Sep 1 2016
A team of Radio Science and Engineering researchers from Aalto University have developed a technique that allows antennas to shift from the analog to the digital world. The antennas in use currently are often based on technology that was developed many years ago.
Traditionally one antenna works with either one or a few different frequencies. Now we can take advantage of advanced digital electronics and combine several small antenna elements to work together as one antenna that can be made to operate digitally with any frequency. In this way, many smartphone applications like GPS, Bluetooth and Wi-Fi will no longer need their own antennas. Instead, all of the phone’s data transfer can take place through one digitally controlled antenna. This in turn makes phone design easier and enables a larger screen size relative to phone size as the antenna does not require so much space.
Jari-Matti Hannula, Doctoral Candidate, Aalto University
The new antenna makes it feasible to realize the data transfer speed decided as the objective for the next generation of phones, which is 100 to 1000 times quicker than that of existing phones. Also, battery life will be enhanced thanks to the superior efficiency of the new technique.
Antenna Control Requires New Technology
With the new technique the antenna could have an even greater bandwidth, which leads to a higher data transfer speed and better efficiency. These new antennas may also dispose of the analog components that conventional antennas use to select the preferred frequency. This promotes antenna design and enables the development of highly compact antennas with enhanced radiation efficiency.
Antennas constructed using the typical technology make it is possible to attain either high efficiency or a wide frequency range, but not both at the same time. In recent times, radiation efficiency of antennas has been decreasing due to the frequency range used by mobile phones increasing.

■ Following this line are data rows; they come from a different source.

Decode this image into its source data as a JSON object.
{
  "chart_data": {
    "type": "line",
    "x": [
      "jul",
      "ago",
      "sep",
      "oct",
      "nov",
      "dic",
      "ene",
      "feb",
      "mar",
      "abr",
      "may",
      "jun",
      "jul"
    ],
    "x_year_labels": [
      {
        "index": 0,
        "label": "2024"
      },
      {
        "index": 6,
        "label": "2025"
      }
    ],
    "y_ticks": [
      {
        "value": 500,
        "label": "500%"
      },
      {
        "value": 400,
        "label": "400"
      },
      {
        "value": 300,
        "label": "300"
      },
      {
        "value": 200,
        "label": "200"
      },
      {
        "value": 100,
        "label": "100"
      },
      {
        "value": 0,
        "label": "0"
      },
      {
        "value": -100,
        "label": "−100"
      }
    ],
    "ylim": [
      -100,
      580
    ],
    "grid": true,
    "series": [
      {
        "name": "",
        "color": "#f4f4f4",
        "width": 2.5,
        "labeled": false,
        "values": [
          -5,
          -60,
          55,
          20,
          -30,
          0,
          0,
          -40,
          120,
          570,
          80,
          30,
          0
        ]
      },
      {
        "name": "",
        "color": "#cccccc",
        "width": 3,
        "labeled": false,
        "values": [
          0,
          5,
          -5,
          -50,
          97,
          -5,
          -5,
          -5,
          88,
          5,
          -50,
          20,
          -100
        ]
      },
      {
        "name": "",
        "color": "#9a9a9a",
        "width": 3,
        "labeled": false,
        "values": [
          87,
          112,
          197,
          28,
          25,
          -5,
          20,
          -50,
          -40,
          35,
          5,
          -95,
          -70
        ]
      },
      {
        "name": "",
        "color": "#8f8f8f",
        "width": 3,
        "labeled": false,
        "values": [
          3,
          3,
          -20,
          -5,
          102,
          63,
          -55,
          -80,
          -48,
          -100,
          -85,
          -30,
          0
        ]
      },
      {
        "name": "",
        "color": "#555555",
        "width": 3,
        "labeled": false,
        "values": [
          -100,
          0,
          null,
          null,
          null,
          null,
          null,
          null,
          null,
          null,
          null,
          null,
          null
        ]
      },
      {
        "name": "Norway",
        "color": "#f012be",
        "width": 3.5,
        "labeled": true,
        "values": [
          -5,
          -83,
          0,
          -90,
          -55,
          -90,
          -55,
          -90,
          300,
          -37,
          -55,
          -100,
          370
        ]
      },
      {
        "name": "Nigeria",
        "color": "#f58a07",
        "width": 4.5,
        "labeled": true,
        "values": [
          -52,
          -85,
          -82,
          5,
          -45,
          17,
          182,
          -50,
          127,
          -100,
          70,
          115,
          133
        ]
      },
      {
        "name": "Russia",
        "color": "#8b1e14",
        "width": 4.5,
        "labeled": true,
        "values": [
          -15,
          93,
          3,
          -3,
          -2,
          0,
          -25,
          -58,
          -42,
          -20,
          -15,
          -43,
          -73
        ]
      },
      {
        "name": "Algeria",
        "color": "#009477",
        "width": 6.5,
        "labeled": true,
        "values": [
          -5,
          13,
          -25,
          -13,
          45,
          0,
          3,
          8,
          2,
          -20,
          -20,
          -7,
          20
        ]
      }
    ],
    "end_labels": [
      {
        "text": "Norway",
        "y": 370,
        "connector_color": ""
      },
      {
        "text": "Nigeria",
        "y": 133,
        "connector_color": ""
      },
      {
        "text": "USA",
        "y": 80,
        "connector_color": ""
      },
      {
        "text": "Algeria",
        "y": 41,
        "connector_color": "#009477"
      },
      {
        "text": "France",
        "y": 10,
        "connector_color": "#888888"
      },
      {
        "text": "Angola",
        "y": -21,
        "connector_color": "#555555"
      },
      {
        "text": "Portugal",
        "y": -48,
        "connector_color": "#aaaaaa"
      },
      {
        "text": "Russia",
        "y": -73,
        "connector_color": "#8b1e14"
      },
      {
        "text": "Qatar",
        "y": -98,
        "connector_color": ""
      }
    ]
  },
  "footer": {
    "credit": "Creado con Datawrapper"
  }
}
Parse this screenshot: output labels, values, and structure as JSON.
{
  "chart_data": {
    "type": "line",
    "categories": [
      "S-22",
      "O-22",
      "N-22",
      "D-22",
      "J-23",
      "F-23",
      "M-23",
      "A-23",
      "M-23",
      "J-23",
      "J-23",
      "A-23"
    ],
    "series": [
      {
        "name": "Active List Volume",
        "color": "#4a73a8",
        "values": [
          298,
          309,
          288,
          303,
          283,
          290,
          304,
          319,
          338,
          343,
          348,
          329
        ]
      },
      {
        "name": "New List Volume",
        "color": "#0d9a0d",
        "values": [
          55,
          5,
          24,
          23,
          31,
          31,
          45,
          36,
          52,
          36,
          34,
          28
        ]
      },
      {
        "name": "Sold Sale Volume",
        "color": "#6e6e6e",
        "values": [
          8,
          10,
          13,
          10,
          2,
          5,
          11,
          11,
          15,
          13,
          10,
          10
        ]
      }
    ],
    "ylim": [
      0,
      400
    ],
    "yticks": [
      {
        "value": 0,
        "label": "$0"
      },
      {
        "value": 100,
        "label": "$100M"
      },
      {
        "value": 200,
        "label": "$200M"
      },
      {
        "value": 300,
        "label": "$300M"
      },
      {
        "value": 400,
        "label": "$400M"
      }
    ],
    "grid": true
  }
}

Poor radiation efficiency causes a short transmission range, and this leads to network operators being forced to balance with a denser network of base stations. Energy in both the phone and the base station is wasted. Additionally, increasing the density of the network is expensive.
Professor of Radio Engineering Ville Viikari believes that the new technique will transform the fifth generation of mobile phones and sustain Finland as one of the top countries in the field of modern mobile phone antennas. For instance, the antenna type designed by the Department of Radio Science and Engineering at the start of the 21st century is the chief type in use in existing phones. Now is the time to build the solutions for advanced mobile devices.
The next step in the development process is under way with the commencement of tests in cooperation with Huawei using fifth generation mobile phone devices. We are also developing together with Aalto University researchers digital electronic systems for controlling the antennas.
Ville Viikari, Professor of Radio Engineering, Aalto University
The principles of the technique were published as a paper in IEEE Antennas and Wireless Propagation Letters journal.